Data now reveal these problems are much more likely following the mRNA drugs than after a Covid infection. Have you noticed all the reports and seen the videos of healthy people in the 15-50 year old group suddenly collapsing or dying unexpectedly in their sleep? “Physicians baffled”, “sudden heart attack”, “cause of death unknown” (CODU), “sudden adult death syndrome” (SADS) are comments that accompany these reports with a notable absence of any mention of when they received their last mRNA shot or what the autopsy revealed.
And it is not just cardiac complications as a result of the trillions of counterfeit spike proteins produced in our bodies following administration of the Covid genetic drugs. Arterial and venous clots, neurologic abnormalities, endocrine and rheumatological disorders, and an increase in aggressive cancers or recurrence of those in remission, have all been reported following these jabs.
So what is the dose, what is the duration of action, and what is the full significance and risks of the extensive distribution within our bodies? I wonder if anyone really knew three years ago because these are unprecedented and inadequately studied experimental genetic drugs that were rushed to market under an Emergency Use Authorization that continues to be extended beyond the presence of a “pandemic”. They have been and continue to be promoted by a public health bureaucracy and CDC duplicitous propaganda campaign designed to create in the minds of the masses that they are receiving a vaccine just like they did for smallpox, polio, MMR, and DPT. But it is important for all to realize these drugs are nothing like those vaccines in their pharmacokinetics, efficacy, or risks.

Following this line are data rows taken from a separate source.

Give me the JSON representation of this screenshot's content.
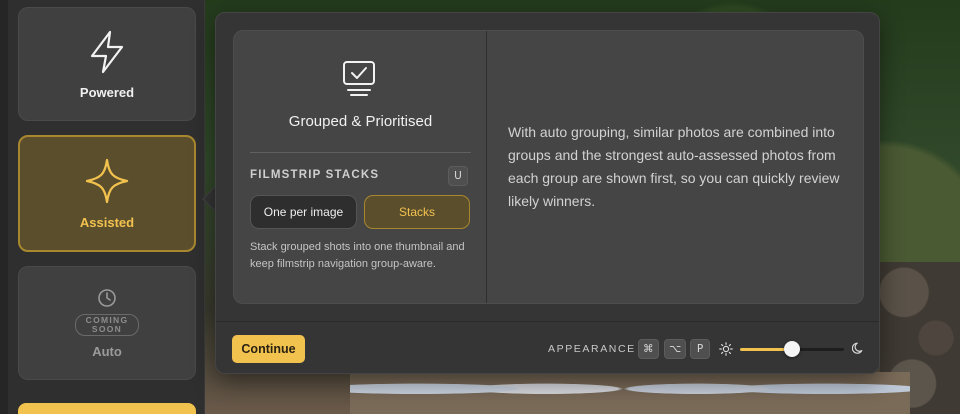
{
  "modes": {
    "powered": {
      "label": "Powered",
      "icon": "lightning-icon"
    },
    "assisted": {
      "label": "Assisted",
      "icon": "sparkle-icon",
      "accent": "#f2c24f"
    },
    "auto": {
      "label": "Auto",
      "badge": "COMING SOON",
      "icon": "clock-icon"
    }
  },
  "modal": {
    "feature_title": "Grouped & Prioritised",
    "feature_icon": "monitor-check-icon",
    "section_label": "FILMSTRIP STACKS",
    "section_shortcut": "U",
    "options": [
      {
        "label": "One per image",
        "selected": false
      },
      {
        "label": "Stacks",
        "selected": true
      }
    ],
    "help_text": "Stack grouped shots into one thumbnail and keep filmstrip navigation group-aware.",
    "description": "With auto grouping, similar photos are combined into groups and the strongest auto-assessed photos from each group are shown first, so you can quickly review likely winners."
  },
  "footer": {
    "continue_label": "Continue",
    "appearance_label": "APPEARANCE",
    "shortcut_keys": [
      "⌘",
      "⌥",
      "P"
    ],
    "brightness_value": 0.5
  },
  "colors": {
    "accent": "#f2c24f",
    "panel": "#454545",
    "modal": "#353535"
  }
}
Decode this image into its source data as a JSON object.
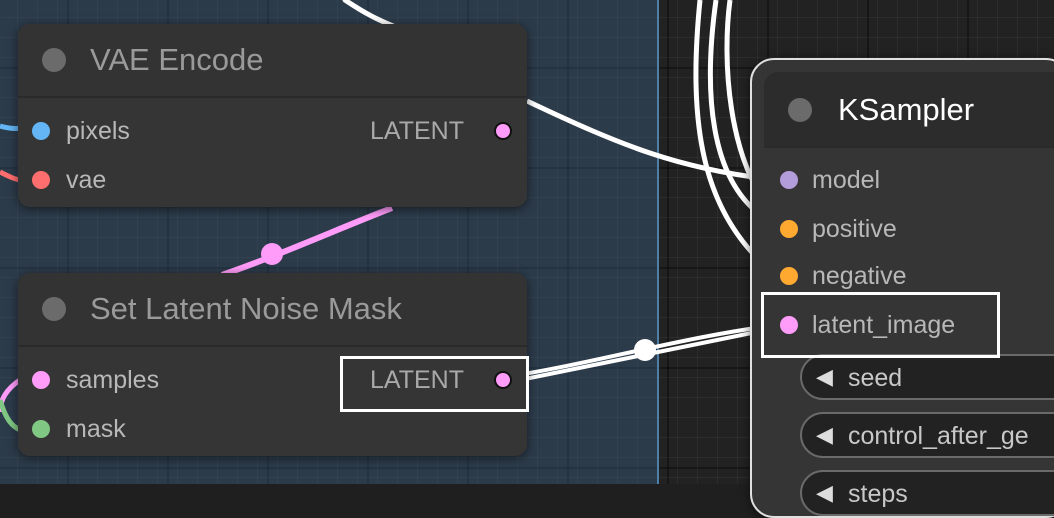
{
  "canvas": {
    "group_color": "#3c648c",
    "link_color": "#ffffff",
    "latent_link_color": "#ff9cf9"
  },
  "colors": {
    "image": "#64b5f6",
    "vae": "#ff6e6e",
    "latent": "#ff9cf9",
    "mask": "#81c784",
    "model": "#b39ddb",
    "conditioning": "#ffa931"
  },
  "nodes": {
    "vae_encode": {
      "title": "VAE Encode",
      "inputs": [
        {
          "label": "pixels",
          "type": "IMAGE"
        },
        {
          "label": "vae",
          "type": "VAE"
        }
      ],
      "output": {
        "label": "LATENT"
      }
    },
    "set_latent_noise_mask": {
      "title": "Set Latent Noise Mask",
      "inputs": [
        {
          "label": "samples",
          "type": "LATENT"
        },
        {
          "label": "mask",
          "type": "MASK"
        }
      ],
      "output": {
        "label": "LATENT"
      }
    },
    "ksampler": {
      "title": "KSampler",
      "inputs": [
        {
          "label": "model",
          "type": "MODEL"
        },
        {
          "label": "positive",
          "type": "CONDITIONING"
        },
        {
          "label": "negative",
          "type": "CONDITIONING"
        },
        {
          "label": "latent_image",
          "type": "LATENT"
        }
      ],
      "widgets": [
        {
          "label": "seed",
          "icon": "left-arrow-icon"
        },
        {
          "label": "control_after_ge",
          "icon": "left-arrow-icon"
        },
        {
          "label": "steps",
          "icon": "left-arrow-icon"
        }
      ]
    }
  }
}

It is through the control of language that minds and behavior can be controlled. It is through truth, education, transparency, and self-reflection that hearts and minds can be changed to initiate and sustain the needed groundswell of peaceful protest and opposition to the medical tyranny and subterfuge of the last 3 years.
This is a great article! Control, suppress, mandate—-we have all experienced those, but virtually no facts.
Fantastic summary. Having worked in pharma/biotech for over 40 years I wasn't about to "take a shot" of an experimental drug. A big red flag for clinicians should have been the 95% efficacy claims. Has there every been a drug/therapeutic that has 95% efficacy for everyone? MD's I knew personally didn't even know that the studies showed less than 1% absolute risk reduction.